文書管理の改善導入をキッカケに,背の低い保管庫に統一して,内容物の表示を徹底し,また保管庫などの上にも物を置かないよう,防災管理をも意識しつつ執務環境の改善を一気に行ってしまうことです。
その結果,背の高い保管庫に囲まれて仕事をしていたのが,事務室には1メートル程度の高さに抑えたキャビネット(文書の整理タンス)や保管庫だけとなり,その上には物を置かなくなるはずです。ですから,少なくとも,地震などの災害時に保管庫が倒れてその下敷きになる可能性は低くなります。また,これまで大量に事務室内にあった文書が整理され,ごく限られた文書のみが事務室内に残るので,床にかかる荷重も軽減されるはずです。なお,書庫内の文書棚については,床に固定するなど防災対策を施しておく必要があります。

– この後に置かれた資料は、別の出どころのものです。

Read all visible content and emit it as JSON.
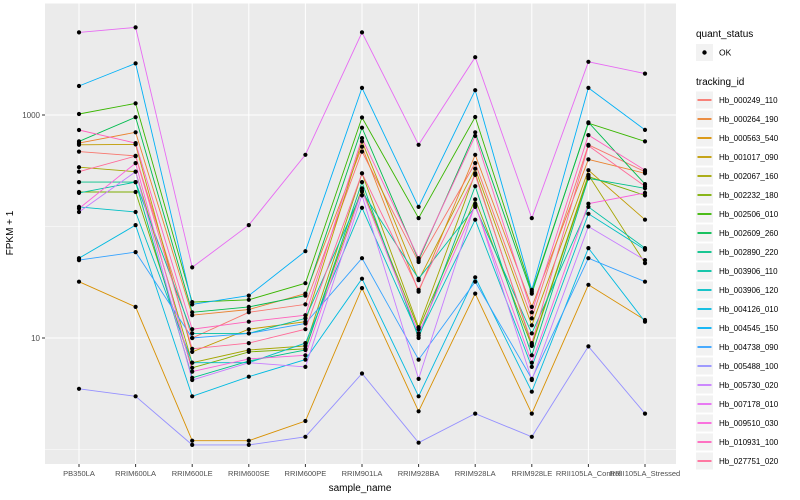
{
  "figure": {
    "background": "#FFFFFF",
    "panel_background": "#EBEBEB",
    "grid_color": "#FFFFFF",
    "axis_text_color": "#4D4D4D",
    "tick_color": "#333333",
    "point_color": "#000000",
    "legend_key_background": "#F2F2F2"
  },
  "axes": {
    "x_title": "sample_name",
    "y_title": "FPKM + 1"
  },
  "legend": {
    "quant_status_title": "quant_status",
    "quant_status_items": [
      {
        "label": "OK",
        "symbol": "point"
      }
    ],
    "tracking_id_title": "tracking_id"
  },
  "chart_data": {
    "type": "line",
    "x_type": "categorical",
    "title": "",
    "xlabel": "sample_name",
    "ylabel": "FPKM + 1",
    "y_scale": "log10",
    "y_ticks": [
      10,
      1000
    ],
    "y_minor_gridlines": [
      1,
      100,
      10000
    ],
    "ylim": [
      0.75,
      10000
    ],
    "grid": true,
    "legend_position": "right",
    "categories": [
      "PB350LA",
      "RRIM600LA",
      "RRIM600LE",
      "RRIM600SE",
      "RRIM600PE",
      "RRIM901LA",
      "RRIM928BA",
      "RRIM928LA",
      "RRIM928LE",
      "RRII105LA_Control",
      "RRII105LA_Stressed"
    ],
    "series": [
      {
        "name": "Hb_000249_110",
        "color": "#F8766D",
        "values": [
          470,
          430,
          10,
          17,
          20,
          470,
          48,
          370,
          15,
          540,
          310
        ]
      },
      {
        "name": "Hb_000264_190",
        "color": "#EA8331",
        "values": [
          560,
          700,
          16,
          18,
          25,
          520,
          26,
          440,
          19,
          400,
          300
        ]
      },
      {
        "name": "Hb_000563_540",
        "color": "#D89000",
        "values": [
          32,
          19,
          1.2,
          1.2,
          1.8,
          28,
          2.2,
          25,
          2.1,
          30,
          14.5
        ]
      },
      {
        "name": "Hb_001017_090",
        "color": "#C09B00",
        "values": [
          540,
          545,
          7.5,
          12,
          14,
          580,
          33,
          330,
          13,
          320,
          115
        ]
      },
      {
        "name": "Hb_002067_160",
        "color": "#A3A500",
        "values": [
          340,
          310,
          6,
          7.8,
          8.5,
          300,
          12.5,
          300,
          8.7,
          290,
          47
        ]
      },
      {
        "name": "Hb_002232_180",
        "color": "#7CAE00",
        "values": [
          204,
          204,
          5.4,
          7.5,
          8,
          220,
          12,
          175,
          8.5,
          280,
          190
        ]
      },
      {
        "name": "Hb_002506_010",
        "color": "#39B600",
        "values": [
          1020,
          1270,
          21,
          22,
          31,
          950,
          119,
          960,
          26,
          845,
          580
        ]
      },
      {
        "name": "Hb_002609_260",
        "color": "#00BB4E",
        "values": [
          580,
          955,
          17,
          19,
          24,
          770,
          50,
          700,
          25,
          860,
          240
        ]
      },
      {
        "name": "Hb_002890_220",
        "color": "#00C087",
        "values": [
          250,
          250,
          4.4,
          6.2,
          7.8,
          250,
          10,
          230,
          7,
          270,
          220
        ]
      },
      {
        "name": "Hb_003906_110",
        "color": "#00C1A3",
        "values": [
          200,
          250,
          11,
          11,
          15,
          206,
          34,
          150,
          11,
          150,
          64
        ]
      },
      {
        "name": "Hb_003906_120",
        "color": "#00BFC4",
        "values": [
          150,
          135,
          6,
          6,
          9,
          147,
          10.5,
          115,
          5.5,
          130,
          62
        ]
      },
      {
        "name": "Hb_004126_010",
        "color": "#00BAE0",
        "values": [
          52,
          103,
          3,
          4.5,
          6.4,
          34,
          3,
          35,
          3.3,
          64,
          14
        ]
      },
      {
        "name": "Hb_004545_150",
        "color": "#00B0F6",
        "values": [
          1820,
          2900,
          20,
          24,
          60,
          1750,
          150,
          1670,
          27,
          1750,
          735
        ]
      },
      {
        "name": "Hb_004738_090",
        "color": "#35A2FF",
        "values": [
          50,
          59,
          10,
          11,
          13.5,
          52,
          6.4,
          32,
          4.3,
          52,
          32
        ]
      },
      {
        "name": "Hb_005488_100",
        "color": "#9590FF",
        "values": [
          3.5,
          3,
          1.1,
          1.1,
          1.3,
          4.8,
          1.15,
          2.1,
          1.3,
          8.4,
          2.1
        ]
      },
      {
        "name": "Hb_005730_020",
        "color": "#C77CFF",
        "values": [
          135,
          310,
          4.2,
          6,
          5.5,
          190,
          4.3,
          160,
          4.2,
          100,
          50
        ]
      },
      {
        "name": "Hb_007178_010",
        "color": "#E76BF3",
        "values": [
          5500,
          6100,
          43,
          103,
          440,
          5500,
          540,
          3300,
          119,
          3000,
          2350
        ]
      },
      {
        "name": "Hb_009510_030",
        "color": "#FA62DB",
        "values": [
          145,
          370,
          5,
          6.5,
          7,
          210,
          11,
          155,
          6,
          160,
          200
        ]
      },
      {
        "name": "Hb_010931_100",
        "color": "#FF62BC",
        "values": [
          734,
          560,
          12,
          14,
          16,
          620,
          52,
          650,
          17,
          660,
          320
        ]
      },
      {
        "name": "Hb_027751_020",
        "color": "#FF6A98",
        "values": [
          310,
          428,
          8,
          9,
          12,
          300,
          27,
          290,
          9,
          530,
          230
        ]
      }
    ]
  }
}
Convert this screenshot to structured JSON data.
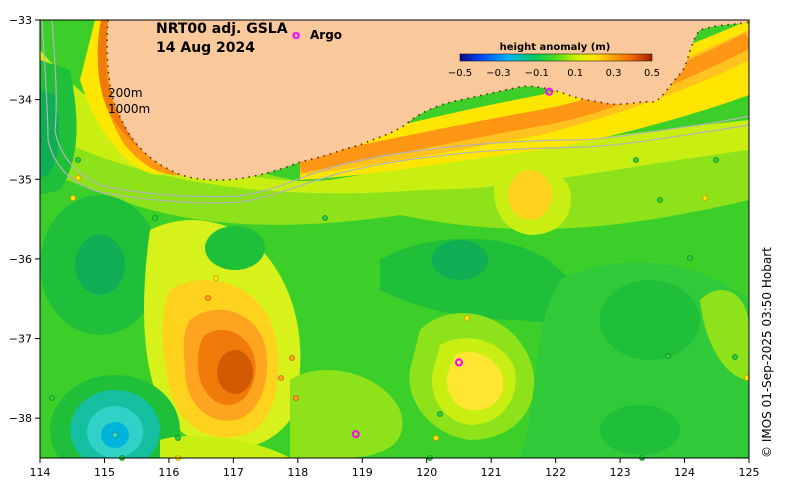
{
  "title": "NRT00 adj. GSLA",
  "date": "14 Aug 2024",
  "legend": {
    "argo_marker": "o",
    "argo_label": "Argo"
  },
  "isobaths": [
    "200m",
    "1000m"
  ],
  "colorbar": {
    "title": "height anomaly (m)",
    "tick_labels": [
      "−0.5",
      "−0.3",
      "−0.1",
      "0.1",
      "0.3",
      "0.5"
    ],
    "range": [
      -0.5,
      0.5
    ]
  },
  "axes": {
    "x_ticks": [
      "114",
      "115",
      "116",
      "117",
      "118",
      "119",
      "120",
      "121",
      "122",
      "123",
      "124",
      "125"
    ],
    "y_ticks": [
      "−33",
      "−34",
      "−35",
      "−36",
      "−37",
      "−38"
    ],
    "lon_range": [
      114,
      125
    ],
    "lat_range": [
      -38.5,
      -33
    ]
  },
  "credit": "© IMOS 01-Sep-2025 03:50 Hobart",
  "colors": {
    "land": "#f9c89b",
    "argo": "#ff00ff",
    "isobath": "#b4b4b4"
  },
  "argo_floats": [
    {
      "lon": 120.5,
      "lat": -37.3
    },
    {
      "lon": 118.9,
      "lat": -38.2
    },
    {
      "lon": 121.9,
      "lat": -33.9
    }
  ]
}
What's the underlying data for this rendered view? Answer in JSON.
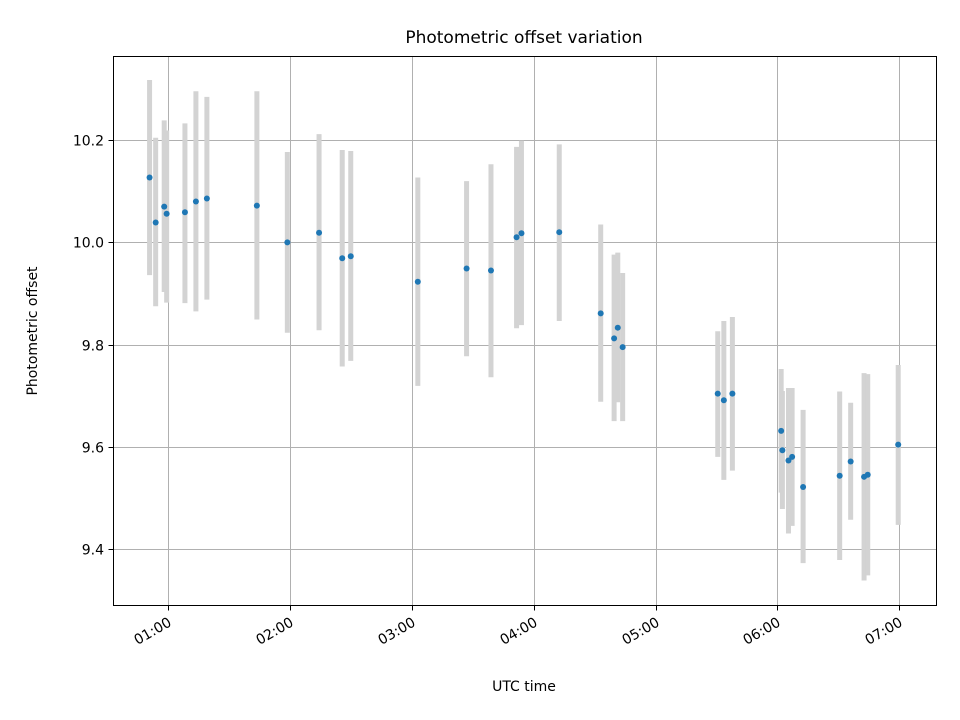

そして,執務環境の維持管理を,文書管理の維持管理とタイアップして行うことです。そうすれば,整備された執務環境を長続きさせることができます。事実,こうした自治体は多いのです。防災管理は,文書管理の改善導入をきっかけとして,日ごろから執務環境を整備し維持管理することでよくなると考えてよいでしょう。